This tool is a GNN architecture for the evaluation of similarity relationships drawn by a disambiguation algorithm. The evaluation is performed in terms of percentage (0% bad similarity relationship, 100% correct similarity relationships) of similarity relationships created by the FDup framework (see https://peerj.com/articles/cs-1058/). The code presents the use case of Author Name Disambiguation. The input dataset contains publications and authors as extracted from the OpenAIRE Graph (https://graph.openaire.eu/). The publications have been processed using a custom LDA model on the abstract and Authors have been extracted by each one of them to create a new entity with attributes inherited by the publication itself (e.g. a new author is identified by the publication identifier, the LDA topics vector of his publication, and the co-authors in the same publication). The deduplication of such authors is based on a preliminary LNFI (Last Name First Initial) clustering stage to limit the number of comparisons, followed by a decision tree on their attributes. Two authors are considered to be equivalent if they share at least 2 co-authors and/or they have a cosine similarity between the LDA topic vectors greater than 0.5. Once the similarity relationships have been drawn, a pre-trained BERT model was used to extract 768-sized feature vectors from the abstracts.

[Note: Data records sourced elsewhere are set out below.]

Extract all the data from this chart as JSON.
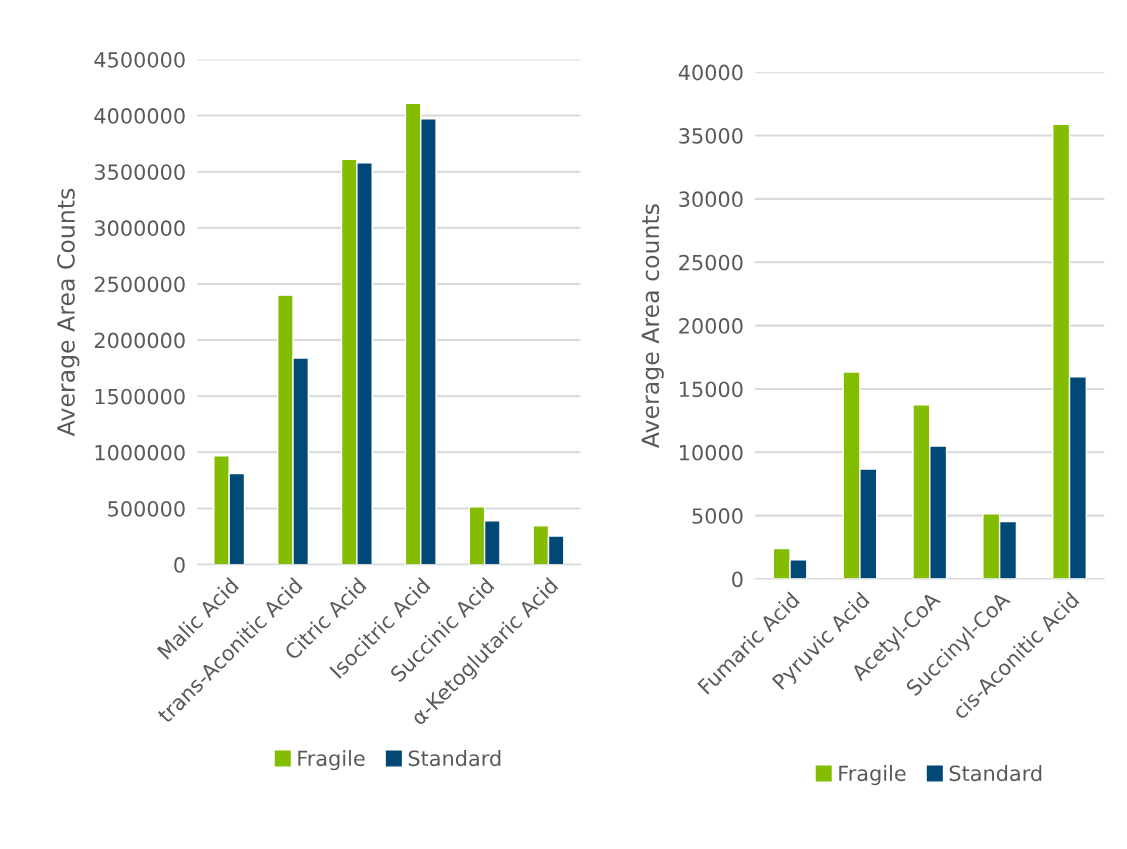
{
  "chart_data": [
    {
      "type": "bar",
      "ylabel": "Average Area Counts",
      "categories": [
        "Malic Acid",
        "trans-Aconitic Acid",
        "Citric Acid",
        "Isocitric Acid",
        "Succinic Acid",
        "α-Ketoglutaric Acid"
      ],
      "series": [
        {
          "name": "Fragile",
          "color": "#84bd00",
          "values": [
            970000,
            2400000,
            3610000,
            4110000,
            515000,
            345000
          ]
        },
        {
          "name": "Standard",
          "color": "#004876",
          "values": [
            810000,
            1840000,
            3580000,
            3970000,
            390000,
            255000
          ]
        }
      ],
      "ylim": [
        0,
        4500000
      ],
      "yticks": [
        0,
        500000,
        1000000,
        1500000,
        2000000,
        2500000,
        3000000,
        3500000,
        4000000,
        4500000
      ],
      "grid": "y",
      "legend": "bottom"
    },
    {
      "type": "bar",
      "ylabel": "Average Area counts",
      "categories": [
        "Fumaric Acid",
        "Pyruvic Acid",
        "Acetyl-CoA",
        "Succinyl-CoA",
        "cis-Aconitic Acid"
      ],
      "series": [
        {
          "name": "Fragile",
          "color": "#84bd00",
          "values": [
            2400,
            16330,
            13750,
            5140,
            35880
          ]
        },
        {
          "name": "Standard",
          "color": "#004876",
          "values": [
            1520,
            8680,
            10500,
            4530,
            15960
          ]
        }
      ],
      "ylim": [
        0,
        40000
      ],
      "yticks": [
        0,
        5000,
        10000,
        15000,
        20000,
        25000,
        30000,
        35000,
        40000
      ],
      "grid": "y",
      "legend": "bottom"
    }
  ]
}
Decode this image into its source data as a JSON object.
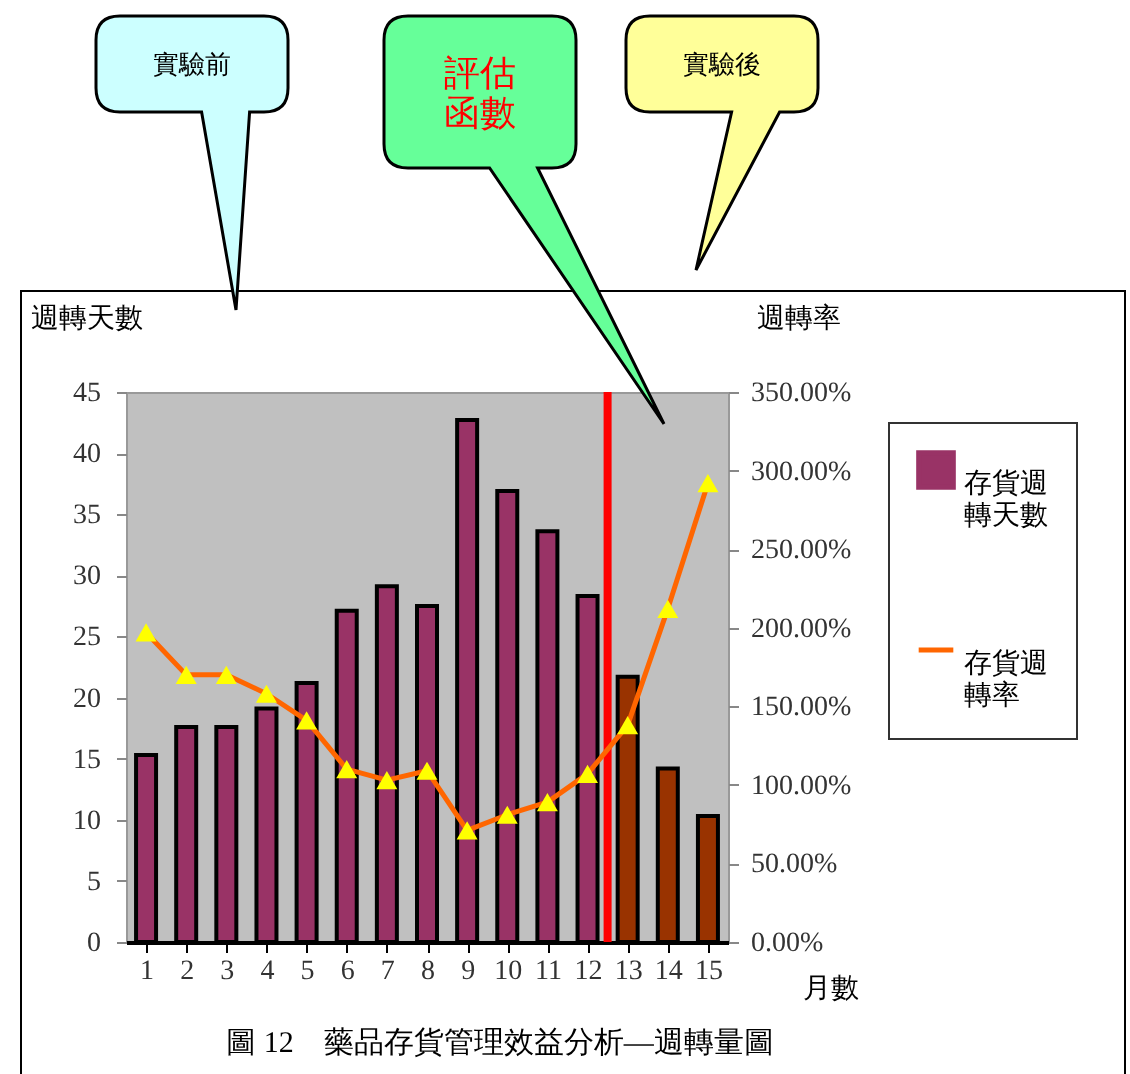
{
  "chart_data": {
    "type": "bar",
    "x": [
      1,
      2,
      3,
      4,
      5,
      6,
      7,
      8,
      9,
      10,
      11,
      12,
      13,
      14,
      15
    ],
    "xlim": [
      0.5,
      15.5
    ],
    "xticks": [
      1,
      2,
      3,
      4,
      5,
      6,
      7,
      8,
      9,
      10,
      11,
      12,
      13,
      14,
      15
    ],
    "xlabel": "月數",
    "ylabel": "週轉天數",
    "y2label": "週轉率",
    "series": [
      {
        "name": "存貨週轉天數",
        "type": "bar",
        "color": "#993366",
        "colors": [
          "#993366",
          "#993366",
          "#993366",
          "#993366",
          "#993366",
          "#993366",
          "#993366",
          "#993366",
          "#993366",
          "#993366",
          "#993366",
          "#993366",
          "#993300",
          "#993300",
          "#993300"
        ],
        "values": [
          15.3,
          17.6,
          17.6,
          19.1,
          21.2,
          27.1,
          29.1,
          27.5,
          42.7,
          36.9,
          33.6,
          28.3,
          21.7,
          14.2,
          10.3
        ]
      },
      {
        "name": "存貨週轉率",
        "type": "line",
        "axis": "y2",
        "color": "#ff6600",
        "marker": "triangle",
        "values": [
          197,
          170,
          170,
          158,
          141,
          110,
          103,
          109,
          71,
          81,
          89,
          107,
          138,
          212,
          292
        ]
      }
    ],
    "ylim": [
      0,
      45
    ],
    "yticks": [
      0,
      5,
      10,
      15,
      20,
      25,
      30,
      35,
      40,
      45
    ],
    "y2lim": [
      0,
      350
    ],
    "y2ticks": [
      {
        "value": 0,
        "label": "0.00%"
      },
      {
        "value": 50,
        "label": "50.00%"
      },
      {
        "value": 100,
        "label": "100.00%"
      },
      {
        "value": 150,
        "label": "150.00%"
      },
      {
        "value": 200,
        "label": "200.00%"
      },
      {
        "value": 250,
        "label": "250.00%"
      },
      {
        "value": 300,
        "label": "300.00%"
      },
      {
        "value": 350,
        "label": "350.00%"
      }
    ],
    "ref_lines": [
      {
        "axis": "x",
        "value": 12.5,
        "color": "#ff0000"
      }
    ],
    "grid": false,
    "legend": "right",
    "annotations": [
      "實驗前",
      "評估函數",
      "實驗後",
      "圖 12　藥品存貨管理效益分析—週轉量圖"
    ]
  }
}
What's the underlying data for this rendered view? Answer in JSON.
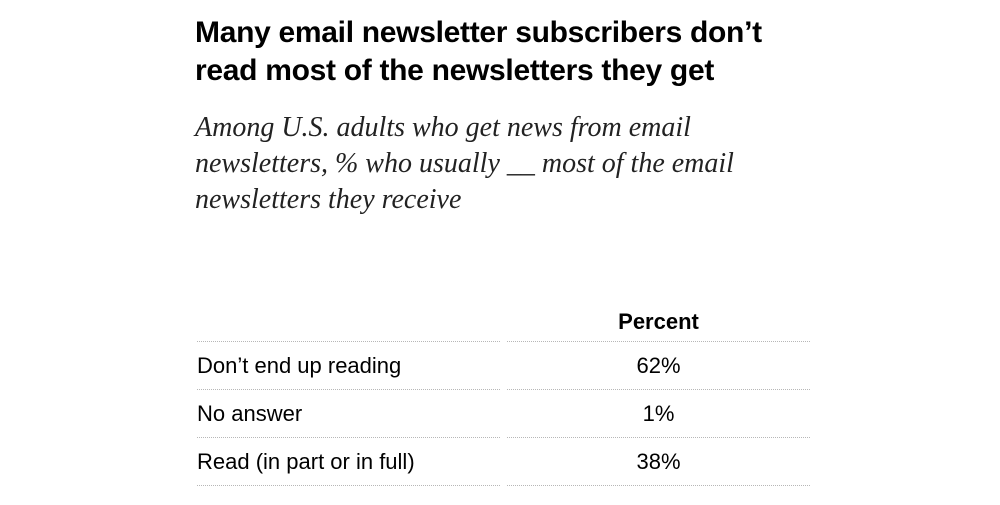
{
  "chart_data": {
    "type": "table",
    "title": "Many email newsletter subscribers don’t read most of the newsletters they get",
    "subtitle": "Among U.S. adults who get news from email newsletters, % who usually __ most of the email newsletters they receive",
    "column_header": "Percent",
    "rows": [
      {
        "label": "Don’t end up reading",
        "value": "62%"
      },
      {
        "label": "No answer",
        "value": "1%"
      },
      {
        "label": "Read (in part or in full)",
        "value": "38%"
      }
    ],
    "values": [
      62,
      1,
      38
    ]
  }
}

The code presents a promising architecture based on a metapath attention module, 4 GraphSAGE-based node embedding methods to extract embeddings by 4 different metapath graphs, and a final edge scorer based on two linear layers. The best model results in ~88% of accuracy on the test set.
The entire code in this release has been developed using PyTorch (https://pytorch.org/) and the DGL library for Graph Neural Networks (https://www.dgl.ai/), while results of the experiments have been visualized using Tensorboard (https://www.tensorflow.org/tensorboard).
pip install -r requirements.txt
cd src
python training_edge_scorer.py